Ülkemizde çalıştığı yere göre renk alan ve patronun çıkarı yönünde karikatür çizdiğini söyleyen birçok çizer mevcuttur. Aç kalma korkusu, işini kaybetme korkusu yüzünden her işverenin altında, işverene uygun olarak çalışan birçok profesyonel mevcuttur. Karikatürcüler Derneği işlevini dernekler yasası ile sonlandırmıştır, orası bir meslektaşların buluştuğu oda konumunda olan ve arada hasret giderilen, toplu olarak bir şeyler bahane edilerek yemek yenilen yer konumuna dönüşmüştür. Sponsorlar eşliğinde yemekler yenir, ev sahibine çaktırmadan yudumlanan içecekler eşliğinde sohbet yerine dönüşmüştür. Projeler yapılan, projeler eşliğinde juri üyeliği yapılan, davetlerde isim olarak kullanılan bir etiket konumuna dönüşmüştür. Yılda bir iki yarışma düzenlemek, yarışmada juri üyesi olmak, gelir ve gider dengesinde gelirin olduğu kadar giderinde olduğu bir çatı konumuna dönüşmüştür. Toplumsal olaylara karşı duyarsız, meslektaşlarının işten atılması karşısında sessiz, meslek kavramının yasal zeminde tanınması konusunda etkin çalışma yapılmaması sonucu dernek dedikodu üreten ve iktidar mücadelesinin olduğu bir alana dönüşmüştür. Dedikodunun olduğu yerde iş yapılmıyor demektir, olsa olsa orada kişisel farklılıkların ve hırsların mücadele alanı olma özelliğini gösterir ve bu özellik bugün açık olan yapı içinde sürekli varlığını korumaktadır. Karikatürcüler Derneği bu konumu ile karikatürcüleri temsil etmemektedir, etmiş olsaydı bugüne kadar yaşanan olumsuz olaylar karşısında derneğin çalışması ortada olurdu. Meslek olarak kabul edilmesi için bugüne kadar neler yapıldığına bakarak bunu rahatlıkla söyleyebiliriz. Meslek birliği olmuş olsaydı bugün karikatür resmi makamlar karşısında meslek olarak adlandırılmış olurdu. Karikatür çizen meslek erbaplarının olmuş olması, meslek olarak tanınmaya yetmediği karikatür mesleğine bakarak görebiliriz.

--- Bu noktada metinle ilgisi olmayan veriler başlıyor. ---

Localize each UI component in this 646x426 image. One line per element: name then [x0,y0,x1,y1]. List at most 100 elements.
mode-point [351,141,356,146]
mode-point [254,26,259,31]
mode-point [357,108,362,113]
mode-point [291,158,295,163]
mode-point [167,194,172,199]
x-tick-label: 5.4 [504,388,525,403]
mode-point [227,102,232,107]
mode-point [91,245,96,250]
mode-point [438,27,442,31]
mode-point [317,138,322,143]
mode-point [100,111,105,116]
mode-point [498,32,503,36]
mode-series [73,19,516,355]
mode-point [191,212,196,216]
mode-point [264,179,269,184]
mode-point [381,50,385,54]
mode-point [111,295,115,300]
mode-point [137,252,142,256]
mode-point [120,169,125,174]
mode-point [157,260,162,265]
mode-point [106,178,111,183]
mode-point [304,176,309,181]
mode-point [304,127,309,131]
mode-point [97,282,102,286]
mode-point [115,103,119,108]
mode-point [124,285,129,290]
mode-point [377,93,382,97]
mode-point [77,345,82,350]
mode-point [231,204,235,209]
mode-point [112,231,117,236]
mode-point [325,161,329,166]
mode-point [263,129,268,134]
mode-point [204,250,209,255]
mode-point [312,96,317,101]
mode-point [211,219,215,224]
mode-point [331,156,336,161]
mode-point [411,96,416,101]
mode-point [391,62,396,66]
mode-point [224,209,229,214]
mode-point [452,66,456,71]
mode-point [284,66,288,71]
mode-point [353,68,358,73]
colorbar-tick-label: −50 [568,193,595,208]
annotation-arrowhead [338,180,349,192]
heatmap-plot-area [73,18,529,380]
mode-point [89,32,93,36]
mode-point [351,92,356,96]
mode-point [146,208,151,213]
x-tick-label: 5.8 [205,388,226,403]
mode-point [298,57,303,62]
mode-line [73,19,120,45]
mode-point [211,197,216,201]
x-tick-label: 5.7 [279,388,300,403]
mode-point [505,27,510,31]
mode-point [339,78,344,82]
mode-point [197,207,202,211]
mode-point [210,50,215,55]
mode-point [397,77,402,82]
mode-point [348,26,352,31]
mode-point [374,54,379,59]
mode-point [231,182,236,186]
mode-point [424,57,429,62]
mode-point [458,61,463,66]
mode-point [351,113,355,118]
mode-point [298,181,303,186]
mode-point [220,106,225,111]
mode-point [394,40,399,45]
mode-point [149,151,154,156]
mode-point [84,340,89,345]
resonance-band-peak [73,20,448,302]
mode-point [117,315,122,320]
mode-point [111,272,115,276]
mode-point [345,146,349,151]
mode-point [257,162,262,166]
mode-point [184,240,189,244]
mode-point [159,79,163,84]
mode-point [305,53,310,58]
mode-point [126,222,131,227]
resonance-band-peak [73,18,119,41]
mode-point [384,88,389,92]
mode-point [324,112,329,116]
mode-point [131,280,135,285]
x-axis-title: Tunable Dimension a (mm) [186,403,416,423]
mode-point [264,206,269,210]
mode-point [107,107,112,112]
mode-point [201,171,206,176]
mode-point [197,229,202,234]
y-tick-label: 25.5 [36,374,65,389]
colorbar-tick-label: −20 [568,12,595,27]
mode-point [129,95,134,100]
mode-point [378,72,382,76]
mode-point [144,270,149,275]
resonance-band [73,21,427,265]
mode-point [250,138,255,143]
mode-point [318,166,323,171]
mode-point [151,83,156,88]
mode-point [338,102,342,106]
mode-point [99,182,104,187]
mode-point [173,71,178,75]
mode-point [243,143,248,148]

Karikatürcüler derneği içinde yaşanan tartışmalar ve iktidar mücadelesi mesleğe hiçbir şey kazandırmamış ama en azından bir grup karikatürcü yılda belirli günlerde toplu yemek yemeye vesile olmaktan başka işlevi olmamıştır.
12 Eylül sonrası oluşturulmuş ve dernekler yasası ile kendisini sınırlayan derneğe üye olmadım, olmayı da düşünmüyorum, çünkü toplumsal olaylar karşısında sesini çıkartmayan bir kurumsal ilişki karikatürcüleri temsil edemez. Karikatürcüler bugün dahi kendi haklarını bireysel olarak aramaya devam ediyorlarsa orada dernek veya başka şeyin olması önemli değildir. Karikatür mesleğini ve karikatürcüleri temsil edecek gerçek bir yapılanmaya ihtiyaç vardır. Dedikodudan uzak, iş yapan bir yapı ihtiyacı kendisini gün geçtikçe daha da hissettirmeye devam ediyor… Bugün karikatürcüleri temsil eden bir meslek örgütünün tabelasını görmüş olmama rağmen, öyle bir örgütün var olduğunu düşünmüyorum.